Dave Rogol has worked at the Verizon Business facility in Charlton, Mass., for nearly eight years. As a senior telecommunications technician, he tests phone lines for large businesses and government agencies across the entire eastern United States. Rogol and his co-workers work with software that is constantly changing and their jobs require advanced technical and computer skills.
Last February, a majority of Rogol’s co-workers at Verizon Business signed cards indicating their desire to form a union with the Electrical Workers and the Communications Workers of America. Those cards were verified by community leaders and elected officials, including five members of Congress. Yet, Verizon refused to recognize the union.
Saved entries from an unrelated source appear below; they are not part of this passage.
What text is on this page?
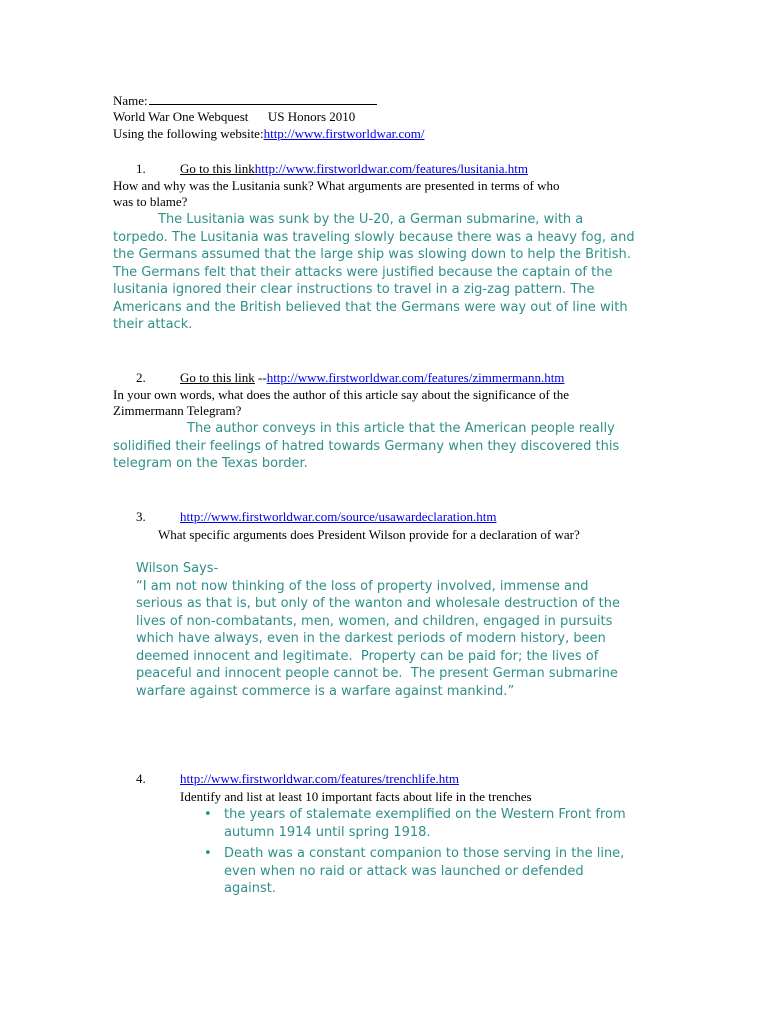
Name:
World War One Webquest      US Honors 2010
Using the following website:http://www.firstworldwar.com/
1.	Go to this linkhttp://www.firstworldwar.com/features/lusitania.htm
How and why was the Lusitania sunk? What arguments are presented in terms of who
was to blame?
The Lusitania was sunk by the U-20, a German submarine, with a
torpedo. The Lusitania was traveling slowly because there was a heavy fog, and
the Germans assumed that the large ship was slowing down to help the British.
The Germans felt that their attacks were justified because the captain of the
lusitania ignored their clear instructions to travel in a zig-zag pattern. The
Americans and the British believed that the Germans were way out of line with
their attack.
2.	Go to this link --http://www.firstworldwar.com/features/zimmermann.htm
In your own words, what does the author of this article say about the significance of the
Zimmermann Telegram?
The author conveys in this article that the American people really
solidified their feelings of hatred towards Germany when they discovered this
telegram on the Texas border.
3.	http://www.firstworldwar.com/source/usawardeclaration.htm
What specific arguments does President Wilson provide for a declaration of war?
Wilson Says-
“I am not now thinking of the loss of property involved, immense and
serious as that is, but only of the wanton and wholesale destruction of the
lives of non-combatants, men, women, and children, engaged in pursuits
which have always, even in the darkest periods of modern history, been
deemed innocent and legitimate.  Property can be paid for; the lives of
peaceful and innocent people cannot be.  The present German submarine
warfare against commerce is a warfare against mankind.”
4.	http://www.firstworldwar.com/features/trenchlife.htm
Identify and list at least 10 important facts about life in the trenches
• the years of stalemate exemplified on the Western Front from
autumn 1914 until spring 1918.
• Death was a constant companion to those serving in the line,
even when no raid or attack was launched or defended
against.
In denying workers their freedom to form a union, Verizon has built a wall separating Rogol and his Verizon Business co-workers from the tens of thousands of union-represented workers at Verizon Telecom–even though both are owned by the same company—Verizon Communications.
In 2002, executives at Rogol’s previous employer, WorldCom, perpetrated accounting fraud that led to the largest bankruptcy in history. Rogol and his co-workers lost a lot of their savings and saw their wages drastically deteriorate. They expected their situation to improve after Verizon bought the company in 2006.
Instead, says Rogol, “Verizon was not interested in making sure that the workers’ pay was at the market rate, let alone equal to the wages of our union-represented peers at Verizon Telecom.”
To share in the benefits and wages of their unionized colleagues, Rogol and his co-workers are forming a union. But, as soon as the workers started talking about the union, management went on the offensive, holding a series of mandatory meetings against the workers’ union. According to Rogol, most of his co-workers remained silent in those meetings, afraid that speaking out would cost them their jobs.
While Rogol fights for improvements at his workplace by forming a union, he says it’s important to him to continue to perform his job duties as best as he can. “We continue to do a good job and do the best we can for the company because we want to see them succeed. We just want to be treated like human beings—and get compensated fairly and justly,” says Rogol.